Although Gran'pa had told her the exciting story of his rejuvenation, every now and again I caught her looking at him as if she were not quite certain of his identity. It must have been strange for her to see the twenty-five-years-older-than-herself lover of fifty years ago sitting there, the very embodiment of a vigorous man of only forty-five. . . . But, to me, it was stranger still to think of Gran'pa as a lovesick swain. After a man or woman has reached middle age, it is absurd for them to delude themselves that they are still "in love." Affection, tolerance, understanding, sympathy, friendship—any of these lukewarm expressions may be applicable; but the hot, consuming fire of youth seeking youth—no! And yet . . . there was Gran'pa, his eyes shining with passionate devotion, his hand trembling as he passed his loved one the cruet, and his voice unsteady and caressing when he spoke to her.

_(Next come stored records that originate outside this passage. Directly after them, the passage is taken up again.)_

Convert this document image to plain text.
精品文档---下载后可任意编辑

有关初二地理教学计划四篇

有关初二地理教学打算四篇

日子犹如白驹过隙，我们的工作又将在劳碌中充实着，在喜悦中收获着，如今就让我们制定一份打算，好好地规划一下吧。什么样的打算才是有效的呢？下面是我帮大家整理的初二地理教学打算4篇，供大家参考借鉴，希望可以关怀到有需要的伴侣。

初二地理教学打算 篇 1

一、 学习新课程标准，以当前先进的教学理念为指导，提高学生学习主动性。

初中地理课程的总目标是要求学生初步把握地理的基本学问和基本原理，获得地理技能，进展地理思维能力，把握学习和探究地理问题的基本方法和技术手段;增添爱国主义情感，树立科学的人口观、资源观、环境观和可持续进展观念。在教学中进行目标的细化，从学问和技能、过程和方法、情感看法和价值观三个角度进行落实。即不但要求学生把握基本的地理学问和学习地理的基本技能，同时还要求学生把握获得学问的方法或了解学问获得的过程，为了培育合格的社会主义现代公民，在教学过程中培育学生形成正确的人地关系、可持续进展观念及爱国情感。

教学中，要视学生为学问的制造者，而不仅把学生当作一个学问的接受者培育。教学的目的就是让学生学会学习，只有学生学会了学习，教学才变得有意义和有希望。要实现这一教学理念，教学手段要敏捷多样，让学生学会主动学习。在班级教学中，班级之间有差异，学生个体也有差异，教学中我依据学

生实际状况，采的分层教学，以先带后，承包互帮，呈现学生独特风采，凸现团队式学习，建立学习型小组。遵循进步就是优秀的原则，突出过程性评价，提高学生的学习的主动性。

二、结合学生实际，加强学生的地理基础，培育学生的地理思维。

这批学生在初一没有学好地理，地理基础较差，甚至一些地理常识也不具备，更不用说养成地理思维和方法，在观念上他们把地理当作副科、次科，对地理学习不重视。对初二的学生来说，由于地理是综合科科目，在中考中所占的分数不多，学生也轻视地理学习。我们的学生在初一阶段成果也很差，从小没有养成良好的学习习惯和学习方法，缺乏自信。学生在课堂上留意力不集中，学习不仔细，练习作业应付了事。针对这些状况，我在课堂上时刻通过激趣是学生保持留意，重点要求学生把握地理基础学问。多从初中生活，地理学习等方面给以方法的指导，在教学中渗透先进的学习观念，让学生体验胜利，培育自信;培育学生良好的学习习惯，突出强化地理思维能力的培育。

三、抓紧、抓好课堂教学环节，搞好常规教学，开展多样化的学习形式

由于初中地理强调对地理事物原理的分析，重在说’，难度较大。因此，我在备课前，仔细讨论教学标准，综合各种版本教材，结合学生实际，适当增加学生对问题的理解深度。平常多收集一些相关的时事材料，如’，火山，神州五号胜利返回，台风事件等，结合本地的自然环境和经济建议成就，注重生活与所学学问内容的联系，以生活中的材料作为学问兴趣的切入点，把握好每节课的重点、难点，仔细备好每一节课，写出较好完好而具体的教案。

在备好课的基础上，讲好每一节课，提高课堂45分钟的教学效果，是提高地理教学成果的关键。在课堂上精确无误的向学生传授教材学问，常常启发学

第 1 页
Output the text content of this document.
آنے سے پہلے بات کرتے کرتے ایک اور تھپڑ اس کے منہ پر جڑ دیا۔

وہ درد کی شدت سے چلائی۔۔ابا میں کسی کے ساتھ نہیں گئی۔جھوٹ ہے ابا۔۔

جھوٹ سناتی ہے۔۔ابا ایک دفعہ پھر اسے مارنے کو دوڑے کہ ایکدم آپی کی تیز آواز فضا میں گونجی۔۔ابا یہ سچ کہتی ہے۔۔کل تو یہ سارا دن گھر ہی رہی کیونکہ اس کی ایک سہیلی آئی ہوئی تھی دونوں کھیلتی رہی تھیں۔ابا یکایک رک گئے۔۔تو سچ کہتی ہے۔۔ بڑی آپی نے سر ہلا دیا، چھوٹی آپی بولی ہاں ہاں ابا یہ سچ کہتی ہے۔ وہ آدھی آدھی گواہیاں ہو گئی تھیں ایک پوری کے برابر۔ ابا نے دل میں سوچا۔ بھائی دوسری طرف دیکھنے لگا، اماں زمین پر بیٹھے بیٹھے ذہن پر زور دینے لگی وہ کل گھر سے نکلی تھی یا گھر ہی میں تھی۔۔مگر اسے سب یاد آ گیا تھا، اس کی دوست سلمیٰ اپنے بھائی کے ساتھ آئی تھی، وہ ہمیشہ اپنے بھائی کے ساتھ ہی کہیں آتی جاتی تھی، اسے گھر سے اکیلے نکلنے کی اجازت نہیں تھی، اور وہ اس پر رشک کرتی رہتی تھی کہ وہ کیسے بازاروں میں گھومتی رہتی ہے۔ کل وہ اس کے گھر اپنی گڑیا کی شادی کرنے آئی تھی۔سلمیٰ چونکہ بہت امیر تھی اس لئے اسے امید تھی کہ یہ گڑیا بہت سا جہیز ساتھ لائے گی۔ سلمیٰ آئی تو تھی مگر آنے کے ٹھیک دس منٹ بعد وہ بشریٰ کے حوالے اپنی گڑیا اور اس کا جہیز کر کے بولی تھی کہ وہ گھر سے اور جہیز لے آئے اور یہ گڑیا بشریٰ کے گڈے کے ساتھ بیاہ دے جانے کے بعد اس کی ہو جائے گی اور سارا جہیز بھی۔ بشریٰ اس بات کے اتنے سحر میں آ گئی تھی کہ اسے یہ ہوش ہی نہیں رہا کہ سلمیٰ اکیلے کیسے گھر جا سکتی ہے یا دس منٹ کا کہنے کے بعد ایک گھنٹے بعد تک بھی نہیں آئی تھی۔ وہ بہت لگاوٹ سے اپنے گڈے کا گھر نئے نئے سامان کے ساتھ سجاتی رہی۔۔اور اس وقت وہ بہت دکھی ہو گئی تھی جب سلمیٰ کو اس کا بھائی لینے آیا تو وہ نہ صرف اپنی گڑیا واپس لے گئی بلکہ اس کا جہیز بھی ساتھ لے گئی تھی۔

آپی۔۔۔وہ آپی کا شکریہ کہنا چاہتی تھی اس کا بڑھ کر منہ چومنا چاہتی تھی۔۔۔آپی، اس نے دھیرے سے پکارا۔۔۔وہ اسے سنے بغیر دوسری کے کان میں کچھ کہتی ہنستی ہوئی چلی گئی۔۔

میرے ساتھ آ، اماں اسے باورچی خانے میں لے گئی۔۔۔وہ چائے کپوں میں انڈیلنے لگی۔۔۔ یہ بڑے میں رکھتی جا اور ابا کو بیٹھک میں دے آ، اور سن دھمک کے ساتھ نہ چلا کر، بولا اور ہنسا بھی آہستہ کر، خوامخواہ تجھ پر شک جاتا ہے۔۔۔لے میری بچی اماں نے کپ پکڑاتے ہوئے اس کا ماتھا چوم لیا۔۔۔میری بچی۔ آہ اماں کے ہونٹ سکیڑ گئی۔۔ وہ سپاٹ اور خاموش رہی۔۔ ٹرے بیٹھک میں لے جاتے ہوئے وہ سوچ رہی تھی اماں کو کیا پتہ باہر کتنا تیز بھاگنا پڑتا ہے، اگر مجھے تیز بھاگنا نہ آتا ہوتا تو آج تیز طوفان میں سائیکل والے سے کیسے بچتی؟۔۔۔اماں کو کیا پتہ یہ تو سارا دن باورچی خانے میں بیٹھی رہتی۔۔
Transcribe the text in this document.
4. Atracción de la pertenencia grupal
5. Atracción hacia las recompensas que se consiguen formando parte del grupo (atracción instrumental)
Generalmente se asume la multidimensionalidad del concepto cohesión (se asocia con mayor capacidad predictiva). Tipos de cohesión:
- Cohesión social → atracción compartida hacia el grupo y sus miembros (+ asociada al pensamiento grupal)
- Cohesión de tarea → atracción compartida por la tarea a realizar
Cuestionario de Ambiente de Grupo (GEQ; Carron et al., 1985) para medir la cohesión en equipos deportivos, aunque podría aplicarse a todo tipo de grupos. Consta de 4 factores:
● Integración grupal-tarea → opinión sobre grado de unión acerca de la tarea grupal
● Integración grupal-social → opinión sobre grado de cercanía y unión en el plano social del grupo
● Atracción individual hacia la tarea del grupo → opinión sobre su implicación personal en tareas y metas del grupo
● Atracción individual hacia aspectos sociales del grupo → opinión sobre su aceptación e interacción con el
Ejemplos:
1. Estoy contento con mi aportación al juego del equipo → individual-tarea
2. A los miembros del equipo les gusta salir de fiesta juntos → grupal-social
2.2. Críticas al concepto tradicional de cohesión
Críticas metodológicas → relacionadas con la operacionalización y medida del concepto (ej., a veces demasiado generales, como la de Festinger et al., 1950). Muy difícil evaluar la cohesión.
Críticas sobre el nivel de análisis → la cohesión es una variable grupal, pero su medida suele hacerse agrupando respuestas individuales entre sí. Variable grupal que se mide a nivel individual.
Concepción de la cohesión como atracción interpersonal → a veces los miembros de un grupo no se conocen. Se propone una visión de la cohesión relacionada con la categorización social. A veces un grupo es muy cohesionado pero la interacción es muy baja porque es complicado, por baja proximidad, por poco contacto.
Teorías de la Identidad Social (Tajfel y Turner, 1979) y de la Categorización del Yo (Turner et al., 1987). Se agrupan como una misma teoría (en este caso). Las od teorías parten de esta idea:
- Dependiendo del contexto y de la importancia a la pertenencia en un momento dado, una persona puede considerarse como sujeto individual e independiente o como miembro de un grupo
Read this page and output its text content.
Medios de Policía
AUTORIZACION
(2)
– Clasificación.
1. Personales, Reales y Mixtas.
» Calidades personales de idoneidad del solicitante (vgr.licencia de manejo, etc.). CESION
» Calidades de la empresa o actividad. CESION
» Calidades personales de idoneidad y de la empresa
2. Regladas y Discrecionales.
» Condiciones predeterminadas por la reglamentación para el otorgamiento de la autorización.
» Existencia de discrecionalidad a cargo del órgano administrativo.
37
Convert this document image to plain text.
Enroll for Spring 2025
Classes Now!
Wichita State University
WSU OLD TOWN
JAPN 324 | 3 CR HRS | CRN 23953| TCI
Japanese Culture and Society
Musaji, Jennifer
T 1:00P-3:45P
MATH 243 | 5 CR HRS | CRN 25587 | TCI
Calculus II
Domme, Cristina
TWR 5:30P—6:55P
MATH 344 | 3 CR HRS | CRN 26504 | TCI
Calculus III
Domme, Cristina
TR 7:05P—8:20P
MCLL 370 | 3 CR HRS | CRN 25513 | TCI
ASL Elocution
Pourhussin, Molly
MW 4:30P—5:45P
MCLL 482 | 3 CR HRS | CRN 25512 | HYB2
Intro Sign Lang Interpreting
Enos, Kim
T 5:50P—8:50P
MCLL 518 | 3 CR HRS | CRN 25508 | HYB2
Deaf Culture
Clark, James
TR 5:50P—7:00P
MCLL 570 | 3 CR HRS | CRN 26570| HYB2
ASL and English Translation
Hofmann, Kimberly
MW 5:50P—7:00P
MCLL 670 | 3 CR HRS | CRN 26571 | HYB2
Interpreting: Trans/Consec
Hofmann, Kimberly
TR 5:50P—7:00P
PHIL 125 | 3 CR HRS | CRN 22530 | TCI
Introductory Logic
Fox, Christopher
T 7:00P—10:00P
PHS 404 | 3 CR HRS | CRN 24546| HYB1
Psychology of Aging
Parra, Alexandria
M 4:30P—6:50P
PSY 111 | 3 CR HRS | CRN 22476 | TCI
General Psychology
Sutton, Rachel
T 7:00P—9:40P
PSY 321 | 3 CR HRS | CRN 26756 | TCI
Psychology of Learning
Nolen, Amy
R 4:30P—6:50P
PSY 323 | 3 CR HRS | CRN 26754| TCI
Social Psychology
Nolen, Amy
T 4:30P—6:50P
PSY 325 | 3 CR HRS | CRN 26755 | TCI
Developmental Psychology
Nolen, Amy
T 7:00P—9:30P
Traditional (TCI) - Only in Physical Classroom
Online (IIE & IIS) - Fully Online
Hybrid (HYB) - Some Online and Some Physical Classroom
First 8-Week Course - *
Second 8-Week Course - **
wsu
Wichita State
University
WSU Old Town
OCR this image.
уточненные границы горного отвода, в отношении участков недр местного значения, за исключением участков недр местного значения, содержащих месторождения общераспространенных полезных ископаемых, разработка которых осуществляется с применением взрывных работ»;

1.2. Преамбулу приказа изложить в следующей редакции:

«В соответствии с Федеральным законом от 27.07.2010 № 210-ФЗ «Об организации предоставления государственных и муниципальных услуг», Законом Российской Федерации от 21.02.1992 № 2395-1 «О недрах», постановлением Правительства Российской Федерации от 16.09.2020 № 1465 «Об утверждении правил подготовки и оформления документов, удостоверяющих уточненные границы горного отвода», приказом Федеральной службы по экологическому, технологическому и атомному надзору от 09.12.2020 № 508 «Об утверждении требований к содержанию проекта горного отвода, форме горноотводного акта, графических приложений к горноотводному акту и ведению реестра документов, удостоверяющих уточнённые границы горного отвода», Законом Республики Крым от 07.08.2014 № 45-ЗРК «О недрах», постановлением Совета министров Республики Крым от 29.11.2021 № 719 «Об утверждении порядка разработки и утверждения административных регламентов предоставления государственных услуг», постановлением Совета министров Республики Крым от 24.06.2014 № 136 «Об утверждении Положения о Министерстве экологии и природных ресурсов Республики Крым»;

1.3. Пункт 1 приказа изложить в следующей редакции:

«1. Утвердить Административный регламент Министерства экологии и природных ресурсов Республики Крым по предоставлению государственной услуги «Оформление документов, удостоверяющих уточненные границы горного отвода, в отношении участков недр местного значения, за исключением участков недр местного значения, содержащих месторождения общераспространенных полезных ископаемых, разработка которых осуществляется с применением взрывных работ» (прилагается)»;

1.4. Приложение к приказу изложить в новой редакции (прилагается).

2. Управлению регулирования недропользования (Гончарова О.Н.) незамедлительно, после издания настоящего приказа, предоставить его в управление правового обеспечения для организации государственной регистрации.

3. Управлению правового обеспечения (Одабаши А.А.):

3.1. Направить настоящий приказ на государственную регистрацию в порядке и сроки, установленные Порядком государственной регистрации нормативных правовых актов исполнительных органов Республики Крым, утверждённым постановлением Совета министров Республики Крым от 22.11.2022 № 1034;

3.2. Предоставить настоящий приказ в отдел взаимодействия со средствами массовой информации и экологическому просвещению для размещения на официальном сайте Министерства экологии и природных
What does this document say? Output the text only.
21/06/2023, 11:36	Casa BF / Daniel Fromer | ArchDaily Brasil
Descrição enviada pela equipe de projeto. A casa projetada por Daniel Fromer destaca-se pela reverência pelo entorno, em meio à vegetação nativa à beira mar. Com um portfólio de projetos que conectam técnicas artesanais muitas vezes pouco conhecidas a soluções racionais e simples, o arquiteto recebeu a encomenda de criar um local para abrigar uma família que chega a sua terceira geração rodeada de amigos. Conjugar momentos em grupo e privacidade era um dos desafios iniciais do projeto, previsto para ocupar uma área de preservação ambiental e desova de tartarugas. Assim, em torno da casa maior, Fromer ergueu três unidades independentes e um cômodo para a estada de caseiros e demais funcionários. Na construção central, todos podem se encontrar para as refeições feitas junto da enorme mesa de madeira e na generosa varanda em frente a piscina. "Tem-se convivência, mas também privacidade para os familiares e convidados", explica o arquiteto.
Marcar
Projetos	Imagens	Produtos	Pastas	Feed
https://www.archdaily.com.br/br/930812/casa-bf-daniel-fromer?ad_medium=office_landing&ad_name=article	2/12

"Would you believe it," he said, suddenly turning to me, "Sally hasn't a single unsound tooth in her head!"

"Sally" blushed as prettily as a maiden of sixteen—and I mumbled something intended to express amazement, without laying undue emphasis on her great age.

In these degenerate days of artificial denture and gold fillings it was an accomplishment of which she might well be proud. Even immature Molly possessed a crowned tooth—as the result of an encounter with a golf ball—and as for Gran'pa himself. . . . Well, he hadn't (and couldn't have) suffered from toothache for over thirty years.

"That's the result of care, George," said Gran'pa, drifting into one of his lecturing moods. "Attend to your health when young and you get your reward with compound interest when you're . . . er, that is, later on in life," he added, tactfully. "What'll happen to the modern cake-and-chocolate eating flapper of to-day when she's seventy or eighty, I should like to know? . . ."

He continued in this vein for some time, until at last Sally Rebecca interrupted him by saying that she thought Molly was adorable—and Molly glanced at me through the corner of her eyes, closed the nearest, and then gently kicked me under the table.

"Present company excepted, of course," said Gran'pa, a trifle embarrassed.

"Ah!" laughed his guest. "You're the same as ever, Charles."

It sounded very peculiar to find her addressing him by his Christian name. I had never heard it used before. To me he had always been "Gran'pa"—the synonym for a sort of impersonal unit of the vague species Ancestor—and not to hear him referred to as such seemed to bring him down from his lofty pedestal and make him too human and ordinary. I could no more picture him as somebody's "Charles," or "Charlie," than I could visualize the King of England in pajamas. Some things are so homely that they seem disrespectful. Gran'pa as "Charles" was one of them.

The visit ended in Gran'pa's seeing Sally Rebecca home in a taxi—and returning two hours later!